I MERCATI OBBLIGAZIONARI
I mercati obbligazionari al momento non sembrano risentire affatto della fase restrittiva della politica monetaria americana: in ottobre l’attivo della Federal Reserve è diminuito di 10 miliardi di dollari e da gennaio diminuirà di 20 miliardi al mese. E’ inoltre è probabile un nuovo rialzo dei tassi americani in dicembre, ma i rendimenti dei Treasury decennali dopo aver toccato un massimo a 2,47% a fine ottobre sono ridiscesi velocemente al 2,33% nonostante i dati macro in rafforzamento. Evidentemente l’assenza di segnali di accelerazione delle pressioni inflazionistiche tranquillizza gli investitori, ma con il petrolio nuovamente in rialzo a 56 dollari al barile ci sembra che il rischio maggiore sia per ulteriori aumenti dei rendimenti verso il 2,60% e oltre.
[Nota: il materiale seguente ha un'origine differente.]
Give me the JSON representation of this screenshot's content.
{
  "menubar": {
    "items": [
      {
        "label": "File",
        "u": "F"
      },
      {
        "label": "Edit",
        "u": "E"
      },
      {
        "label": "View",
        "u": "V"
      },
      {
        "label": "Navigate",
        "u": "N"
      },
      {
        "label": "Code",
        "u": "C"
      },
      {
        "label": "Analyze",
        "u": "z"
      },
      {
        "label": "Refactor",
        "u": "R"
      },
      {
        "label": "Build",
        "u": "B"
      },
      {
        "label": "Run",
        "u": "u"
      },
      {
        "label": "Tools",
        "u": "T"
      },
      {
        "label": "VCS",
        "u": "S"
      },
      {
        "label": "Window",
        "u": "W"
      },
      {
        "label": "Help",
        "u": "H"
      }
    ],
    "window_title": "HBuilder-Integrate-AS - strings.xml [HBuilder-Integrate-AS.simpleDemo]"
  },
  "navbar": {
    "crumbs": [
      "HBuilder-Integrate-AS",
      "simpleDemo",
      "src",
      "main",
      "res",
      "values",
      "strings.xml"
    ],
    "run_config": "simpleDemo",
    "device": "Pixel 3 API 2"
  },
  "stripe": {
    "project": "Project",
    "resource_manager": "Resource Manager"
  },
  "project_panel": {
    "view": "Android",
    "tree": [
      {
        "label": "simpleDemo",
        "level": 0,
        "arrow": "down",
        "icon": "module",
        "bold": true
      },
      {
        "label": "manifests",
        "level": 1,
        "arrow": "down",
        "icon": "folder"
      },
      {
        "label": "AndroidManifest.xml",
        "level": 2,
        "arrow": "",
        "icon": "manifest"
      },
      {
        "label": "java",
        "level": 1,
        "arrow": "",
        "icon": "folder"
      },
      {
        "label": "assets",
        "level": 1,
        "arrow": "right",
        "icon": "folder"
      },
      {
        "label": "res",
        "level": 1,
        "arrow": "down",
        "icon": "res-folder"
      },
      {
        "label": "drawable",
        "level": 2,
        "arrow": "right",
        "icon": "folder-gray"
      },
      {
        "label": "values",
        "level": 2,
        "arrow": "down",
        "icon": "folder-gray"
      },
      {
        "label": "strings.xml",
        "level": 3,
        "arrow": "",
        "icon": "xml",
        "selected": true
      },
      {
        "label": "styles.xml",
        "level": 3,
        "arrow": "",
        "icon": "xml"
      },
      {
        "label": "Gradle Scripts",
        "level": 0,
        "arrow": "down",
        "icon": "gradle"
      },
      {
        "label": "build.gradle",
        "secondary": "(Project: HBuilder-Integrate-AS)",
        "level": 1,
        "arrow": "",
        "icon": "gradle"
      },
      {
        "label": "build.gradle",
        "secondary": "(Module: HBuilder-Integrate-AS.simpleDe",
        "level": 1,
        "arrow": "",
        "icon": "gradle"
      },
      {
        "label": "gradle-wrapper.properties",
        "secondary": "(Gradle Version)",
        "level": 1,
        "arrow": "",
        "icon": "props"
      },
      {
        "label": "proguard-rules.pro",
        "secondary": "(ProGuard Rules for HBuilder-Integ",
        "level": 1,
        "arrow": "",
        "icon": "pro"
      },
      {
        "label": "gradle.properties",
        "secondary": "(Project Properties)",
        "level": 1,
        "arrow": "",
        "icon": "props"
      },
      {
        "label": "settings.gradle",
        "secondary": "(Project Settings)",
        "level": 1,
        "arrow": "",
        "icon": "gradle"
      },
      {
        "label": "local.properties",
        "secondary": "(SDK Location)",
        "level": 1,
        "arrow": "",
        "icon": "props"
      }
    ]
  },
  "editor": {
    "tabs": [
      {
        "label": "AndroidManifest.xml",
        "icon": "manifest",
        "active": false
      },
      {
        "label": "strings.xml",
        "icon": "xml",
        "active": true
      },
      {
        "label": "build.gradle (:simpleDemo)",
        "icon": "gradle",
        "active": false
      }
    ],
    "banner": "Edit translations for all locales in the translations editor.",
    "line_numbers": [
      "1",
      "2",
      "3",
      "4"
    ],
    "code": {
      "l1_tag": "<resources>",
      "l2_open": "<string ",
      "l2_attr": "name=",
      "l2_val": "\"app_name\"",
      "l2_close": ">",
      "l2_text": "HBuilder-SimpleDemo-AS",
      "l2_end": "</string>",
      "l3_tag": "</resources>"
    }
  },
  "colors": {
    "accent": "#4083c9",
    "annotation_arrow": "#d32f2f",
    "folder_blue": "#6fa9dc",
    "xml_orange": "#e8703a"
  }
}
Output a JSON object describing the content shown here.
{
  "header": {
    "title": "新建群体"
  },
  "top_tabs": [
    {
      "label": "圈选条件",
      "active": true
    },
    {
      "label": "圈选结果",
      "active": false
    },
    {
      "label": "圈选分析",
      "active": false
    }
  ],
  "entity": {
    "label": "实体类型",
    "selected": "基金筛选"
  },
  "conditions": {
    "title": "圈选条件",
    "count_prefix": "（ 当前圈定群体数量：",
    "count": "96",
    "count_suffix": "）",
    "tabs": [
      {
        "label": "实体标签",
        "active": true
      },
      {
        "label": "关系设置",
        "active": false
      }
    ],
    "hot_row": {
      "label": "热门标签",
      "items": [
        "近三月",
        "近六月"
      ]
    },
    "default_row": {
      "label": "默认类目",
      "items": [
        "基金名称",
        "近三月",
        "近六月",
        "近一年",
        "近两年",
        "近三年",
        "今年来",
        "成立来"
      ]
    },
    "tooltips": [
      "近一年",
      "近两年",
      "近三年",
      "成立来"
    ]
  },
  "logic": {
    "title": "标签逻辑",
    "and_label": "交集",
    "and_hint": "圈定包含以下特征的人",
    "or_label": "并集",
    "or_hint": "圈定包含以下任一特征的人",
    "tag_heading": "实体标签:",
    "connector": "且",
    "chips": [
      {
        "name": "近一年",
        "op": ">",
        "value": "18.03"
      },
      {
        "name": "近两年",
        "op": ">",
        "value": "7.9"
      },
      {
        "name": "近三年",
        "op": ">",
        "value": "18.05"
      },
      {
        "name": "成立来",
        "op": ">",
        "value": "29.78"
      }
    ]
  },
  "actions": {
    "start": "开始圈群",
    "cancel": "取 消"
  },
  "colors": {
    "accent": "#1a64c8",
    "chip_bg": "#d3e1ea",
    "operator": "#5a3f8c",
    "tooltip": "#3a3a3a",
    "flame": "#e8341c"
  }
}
I rendimenti europei dovrebbero rimanere invece sui livelli depressi attuali, visto che la BCE ha esteso per altri 9 mesi il programma di acquisto di titoli pur riducendone l’ammontare: un rialzo dei tassi nell’area euro non è previsto prima del 2019 e pertanto i rendimenti rimarranno a livelli molto bassi ancora per mesi, con un impatto negativo sull’euro.